The Supreme Court of Queensland has found that a liquidated damages clause in a construction contract was not a penalty in circumstances where failure by the construction company to achieve timely Practical Completion (even for failure to achieve a minor requirement) would mean that the developer would suffer significant loss (as it would not be able to settle contracts for sale with potential purchasers).  Rather the Court found that the liquidated damages clause was the result of a genuine attempt between the parties to pre-estimate the loss which the developer would suffer if Practical Completion was delayed.  This decision demonstrates the importance of ensuring that liquidated damages clauses are negotiated as a genuine pre-estimate of loss to minimise the possibility of the clause being challenged as a penalty.

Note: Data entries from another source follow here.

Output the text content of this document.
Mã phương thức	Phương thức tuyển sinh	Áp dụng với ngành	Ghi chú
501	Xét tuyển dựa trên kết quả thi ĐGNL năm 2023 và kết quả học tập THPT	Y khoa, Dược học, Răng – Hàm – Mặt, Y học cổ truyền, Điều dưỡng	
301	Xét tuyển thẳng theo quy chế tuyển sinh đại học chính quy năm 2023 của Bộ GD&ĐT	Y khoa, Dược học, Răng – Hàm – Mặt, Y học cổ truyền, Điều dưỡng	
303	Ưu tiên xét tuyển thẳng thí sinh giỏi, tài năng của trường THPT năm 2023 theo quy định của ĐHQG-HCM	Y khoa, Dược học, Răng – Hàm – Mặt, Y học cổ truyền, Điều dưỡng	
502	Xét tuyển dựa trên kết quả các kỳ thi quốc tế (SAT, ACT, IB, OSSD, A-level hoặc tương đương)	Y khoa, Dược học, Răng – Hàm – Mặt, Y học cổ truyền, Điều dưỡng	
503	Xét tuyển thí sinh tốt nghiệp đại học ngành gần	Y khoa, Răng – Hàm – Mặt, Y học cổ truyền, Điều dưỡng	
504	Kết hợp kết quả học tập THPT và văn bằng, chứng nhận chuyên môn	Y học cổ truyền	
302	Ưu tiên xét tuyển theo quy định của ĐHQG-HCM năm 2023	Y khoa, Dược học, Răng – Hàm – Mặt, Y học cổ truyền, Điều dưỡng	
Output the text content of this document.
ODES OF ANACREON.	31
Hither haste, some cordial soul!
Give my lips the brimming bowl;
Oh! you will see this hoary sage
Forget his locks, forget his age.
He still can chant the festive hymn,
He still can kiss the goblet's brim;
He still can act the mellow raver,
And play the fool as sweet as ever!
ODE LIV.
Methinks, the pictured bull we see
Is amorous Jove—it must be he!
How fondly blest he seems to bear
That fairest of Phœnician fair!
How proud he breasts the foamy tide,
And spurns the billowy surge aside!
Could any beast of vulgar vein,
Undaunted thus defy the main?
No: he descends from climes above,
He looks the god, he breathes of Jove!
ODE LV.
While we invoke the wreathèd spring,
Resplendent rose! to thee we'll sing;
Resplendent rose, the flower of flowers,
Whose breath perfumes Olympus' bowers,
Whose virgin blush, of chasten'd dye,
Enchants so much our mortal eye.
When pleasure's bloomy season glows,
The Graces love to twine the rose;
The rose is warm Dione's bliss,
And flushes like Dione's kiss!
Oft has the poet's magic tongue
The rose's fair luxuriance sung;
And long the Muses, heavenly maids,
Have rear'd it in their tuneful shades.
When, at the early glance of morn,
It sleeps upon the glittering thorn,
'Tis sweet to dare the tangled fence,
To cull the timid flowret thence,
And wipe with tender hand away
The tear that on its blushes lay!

A development contract between Grocon Construction (Qld) Pty Ltd (Grocon) and Juniper Developer No 2 Pty Ltd (Juniper) (Contract) provided that:

  • Grocon had to complete the work so as to achieve Practical Completion by the Date for Practical Completion;
  • Practical Completion included requirements that the works were complete and “fit for use or occupation”, as well as “free from all identifiable omissions and defects”, as well as a number of very specific requirements, for example that there were 2 sets of keys with plastic labels having approved label inserts;
  • the Date for Practical Completion was defined as the date certified by the Independent Certifier to be the date upon which Practical Completion was achieved (and could be extended in accordance with time extensions allowed for under the Contract); and
  • if Grocon failed to achieve Practical Completion by the Date for Practical Completion, Grocon would be indebted to Juniper for liquidated damages in accordance with a schedule which set out daily liquidated damages rates which depended on the length of the delay in reaching Practical Completion (Liquidated Damages Clause).

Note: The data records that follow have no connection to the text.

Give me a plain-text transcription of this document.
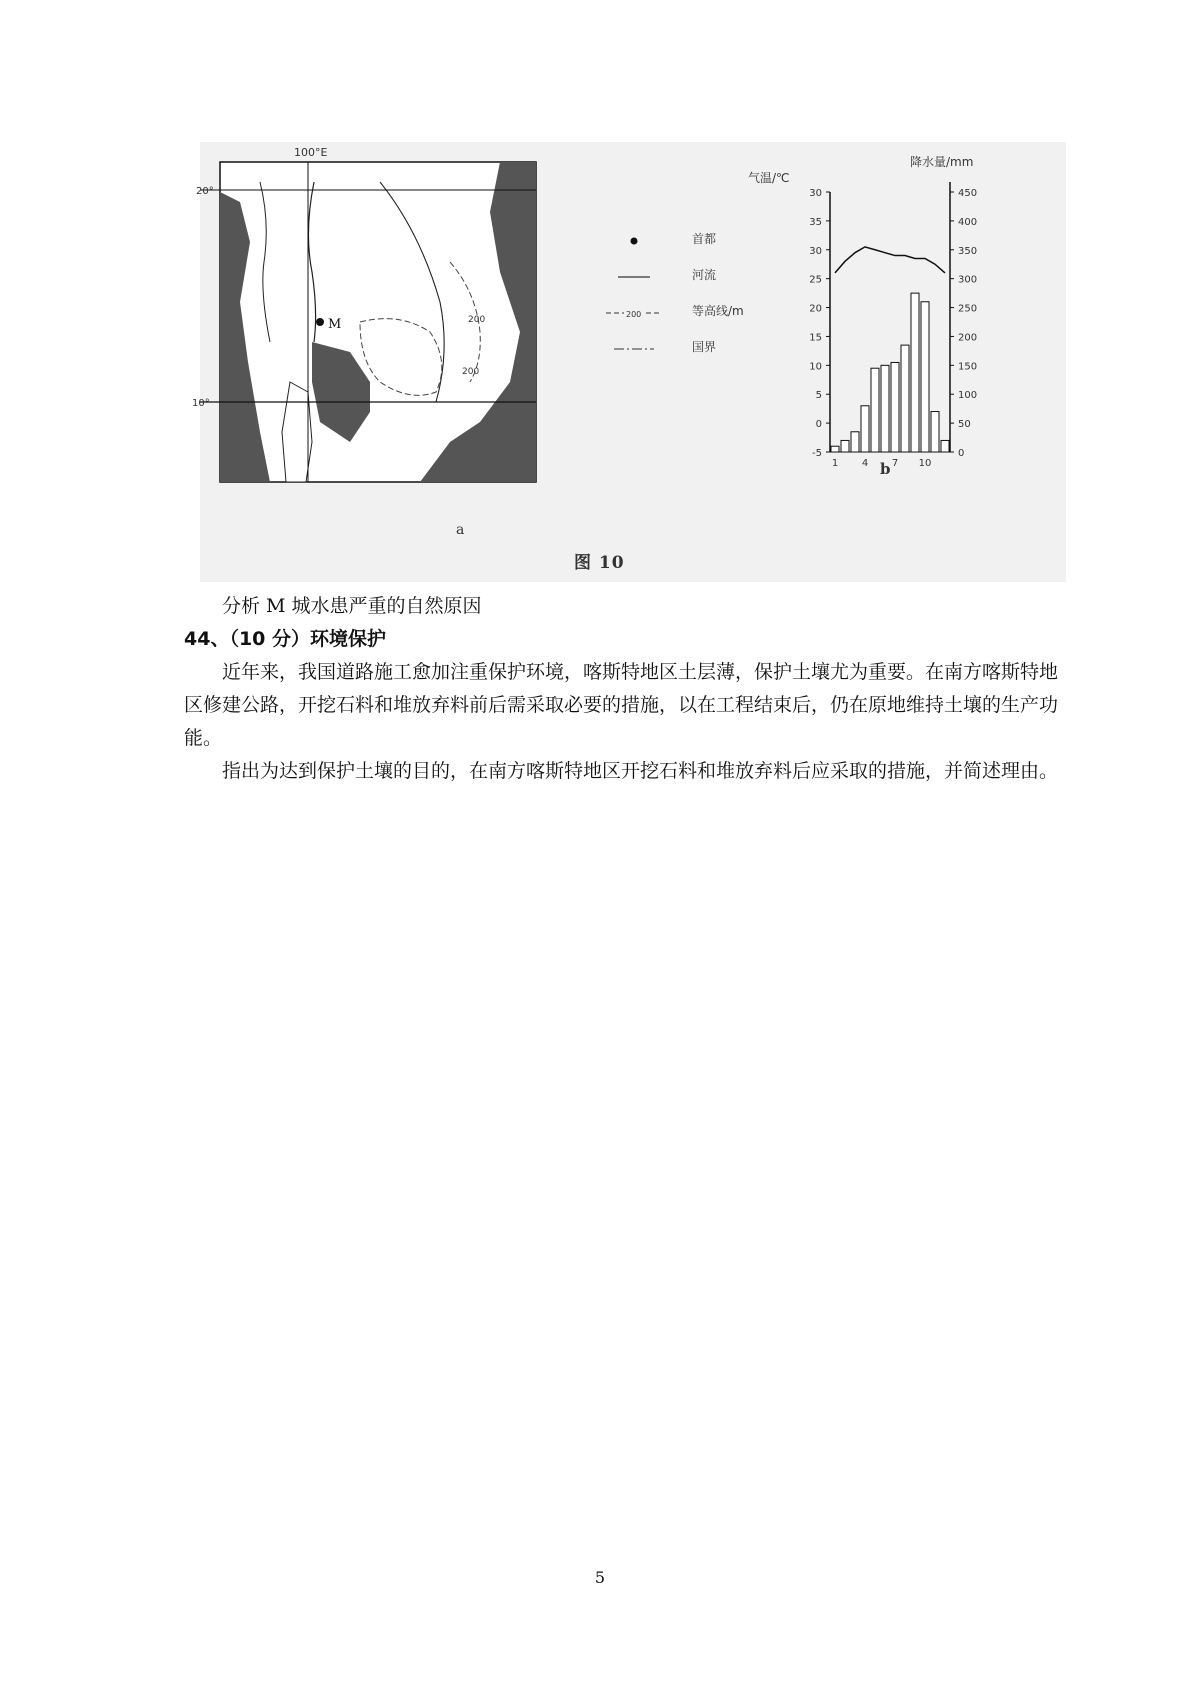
100°E
20°
10°
M	200
200
a
首都
河流
200	等高线/m
国界
气温/℃
降水量/mm
b
30
35
30
25
20
15
10
5
0
-5
450
400
350
300
250
200
150
100
50
0
1 4 7 10
图 10

分析 M 城水患严重的自然原因

44、（10 分）环境保护

近年来，我国道路施工愈加注重保护环境，喀斯特地区土层薄，保护土壤尤为重要。在南方喀斯特地区修建公路，开挖石料和堆放弃料前后需采取必要的措施，以在工程结束后，仍在原地维持土壤的生产功能。

指出为达到保护土壤的目的，在南方喀斯特地区开挖石料和堆放弃料后应采取的措施，并简述理由。

5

In submitting that the Liquidated Damages clause was not a penalty, Grocon argued that:

  • on the analysis in Andrews v Australia and New Zealand Banking Group Limited, achieving Practical Completion by the Practical Completion Date was a “primary stipulation” and the Liquidated Damages Clause was a collateral (or accessory) stipulation which imposed upon Grocon an additional or different liability or detriment, in the event of failure to satisfy the primary stipulation.  As such, the Liquidated Damages Clause was in the nature of security for and in terrorem of the satisfaction of the primary stipulation and was therefore a penalty; and
  • a presumption from Dunlop Pneumatic Tyre Co Ltd v New Garage and Motor Co Ltd applied, that a clause is a penalty when “a single lump sum is made payable by way of compensation, on the occurrence of one of more of several events, some of which may occasion serious, and others but trifling, damage” applied to building contracts.  On this basis, the Liquidated Damages Clause was a penalty because it imposed the same penalty on Grocon for different breaches, some of which were serious and some of which were trivial (eg failure to have the correct label insert in a set of keys).

Juniper argued that:

  • the relevant test was whether the amount of liquidated damages payable was extravagant or unconscionable in comparison with the greatest conceivable loss that could flow from the breach (and in this case, that greatest loss was the inability of Juniper to give vacant possession and complete the sale contracts); and
  • the Liquidated Damages Clause only operated when Grocon failed to achieve timely Practical Completion and did not operate in respect of several events.

Lyons J in the Supreme Court of Queensland found that the Liquidated Damages Clause was not a penalty.  Specifically, Lyons J found that:

  • the Liquidated Damages clause operated when there was breach of a single event, namely the failure to achieve Practical Completion by a specified time, and so the amount was payable for delay and thus the particular presumption in Dunlop did not apply; and
  • any delay, even for a minor matter, would have been expected by the parties to prevent Juniper from settling contracts for sale with potential purchasers because it would not be able to give vacant possession of the units (as under the Contract, Grocon still had control of the site up until Practical Completion).  As such the damages payable under the Liquidated Damages Clause were neither extravagant nor unconscionable in comparison with the loss suffered.

Lyons J also distinguished Paciocco v Australia and New Zealand Banking Group Ltd as he considered that the obligation to pay on time could be breached many times in different ways, with each breach having different consequences (whereas in this case, the only breach was the delay in achieving Practical Completion).

Lyons J also found that the evidence showed that the Liquidated Damages Clause was the result of a genuine attempt between Grocon and Juniper to pre-estimate the loss which Juniper would suffer if Practical Completion was delayed.  In so finding, Lyons J held that in the process of determining whether a clause is a penalty, courts can consider a wider range of extrinsic evidence than is ordinarily admissible in other construction exercises.